However, with the appreciation of the RMB, foreign capital has been flowing into A-shares at an accelerated pace. The movement of northbound funds from the Shanghai-Shenzhen-Hong Kong Stock Connect also has a guiding influence on mainland investors to a certain extent. These potential risks cannot be ignored. As of December 16, northbound funds showed a state of net buying for 12 consecutive trading days, with a cumulative net inflow of RMB 82.106 billion, exceeding the peak value in December 2019 and setting a new historical record for net buying in a single month. Despite the net outflow on December 17, the latest cumulative net buying amount of RMB 75.543 billion was still higher than that of December 2019. For some individual stocks, the movement of northbound funds will still have an impact on their share prices. If the "herd effect" of Mainland investors is triggered, it is hard to say whether the stability of the A-share market will be affected.
In fact, both A-shares and Hong Kong stocks plunged before the release of the new Provisions are related to the implementation of the new Provisions. The new Provisions signal tightened supervision of cross-border capital flows, which will not only affect the "fake foreign capital", but also the outflow of mainland funds invested in overseas capital markets will be subject to more supervision. These will not only affect Hong Kong stocks, but also affect the share price of some China-concept stocks. In this sense, this measure also implies the strengthening of capital supervision and prevention of capital outflow. On the one hand, the short-term pressure of rapid appreciation of RMB brought by foreign capital inflow can be alleviated by cracking down on "fake foreign capital". On the other hand, through the inspection of "fake foreign capital", the new provisions will also rectify the channel of capital outflow and prevent abnormal capital outflow. It will also be a medium for the Mainland to strengthen RMB trading in the offshore market.
For Hong Kong, the Mainland's enhanced supervision of cross-border capital flows not only involves Chinese institutions in Hong Kong, but also local and foreign financial institutions in Hong Kong, which need to make adjustments to meet the requirements of the Shanghai-Shenzhen-Hong Kong Stock Connect. In this regard, the influence of mainland regulatory policy on the Hong Kong market is also becoming increasingly prominent. This also means that in the process of integration with the Mainland, Hong Kong's capital market will not only gain more benefits, but also be increasingly influenced by Mainland's regulation, with new challenges to the independence and uniqueness of its capital market and financial regulation. In other words, Hong Kong will be actively and passively integrated into the capital cycle of the Mainland in the process of the geopolitical game. This will not only change the landscape of international capital markets, but also have long-term implications for Hong Kong's status as an international financial center.
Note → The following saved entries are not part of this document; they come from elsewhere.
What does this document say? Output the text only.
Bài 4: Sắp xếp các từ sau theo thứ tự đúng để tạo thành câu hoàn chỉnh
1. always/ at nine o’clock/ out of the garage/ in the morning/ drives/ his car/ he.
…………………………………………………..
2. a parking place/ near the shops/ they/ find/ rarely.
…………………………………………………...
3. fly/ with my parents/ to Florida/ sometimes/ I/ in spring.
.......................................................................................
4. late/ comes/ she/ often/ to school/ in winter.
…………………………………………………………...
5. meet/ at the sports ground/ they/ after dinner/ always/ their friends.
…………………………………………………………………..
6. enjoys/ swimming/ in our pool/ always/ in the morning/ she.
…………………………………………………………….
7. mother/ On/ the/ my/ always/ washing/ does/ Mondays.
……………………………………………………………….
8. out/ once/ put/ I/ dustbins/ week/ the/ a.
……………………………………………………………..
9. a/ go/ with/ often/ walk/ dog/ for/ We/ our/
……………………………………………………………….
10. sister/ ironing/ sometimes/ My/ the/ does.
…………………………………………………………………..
With the current challenges facing Mainland China's economy, increasing downward pressure, and a growing number of troubled companies, Chinese government departments are expected to attach great importance to the issue of capital outflows. Although the RMB continues to appreciate, government departments are still very strict in regulating foreign exchange channels. Capital outflows by entrepreneurs, including outbound investment and asset transfers, will be strictly regulated, except for the repayment of dollar-denominated debt. Under the trend of strengthening cross-border capital supervision, capital outflow in the capital market will also be subject to more supervision in the future. From this point of view, the tightening of these regulatory policies is justifiable in some ways. However, for the development of China's stock market, as well as the capital markets in the Mainland and Hong Kong as a whole, more attention should be paid to enhancing the system arrangement to avoid the "fallacy of composition".
Final analysis conclusion:
Mainland China's restriction of "fake foreign capital" to participate in the Shanghai-Shenzhen-Hong Kong Stock Connect plays a practical role in preventing capital market speculation and maintaining the health and stability of the A-shares market. That said, it is also more important to strengthen cross-border capital supervision and prevent capital outflow. These moves may have a spillover effect on the capital market of the Mainland and Hong Kong. The relevant parties should indeed pay attention to these potential impacts so as to ensure better policy coordination.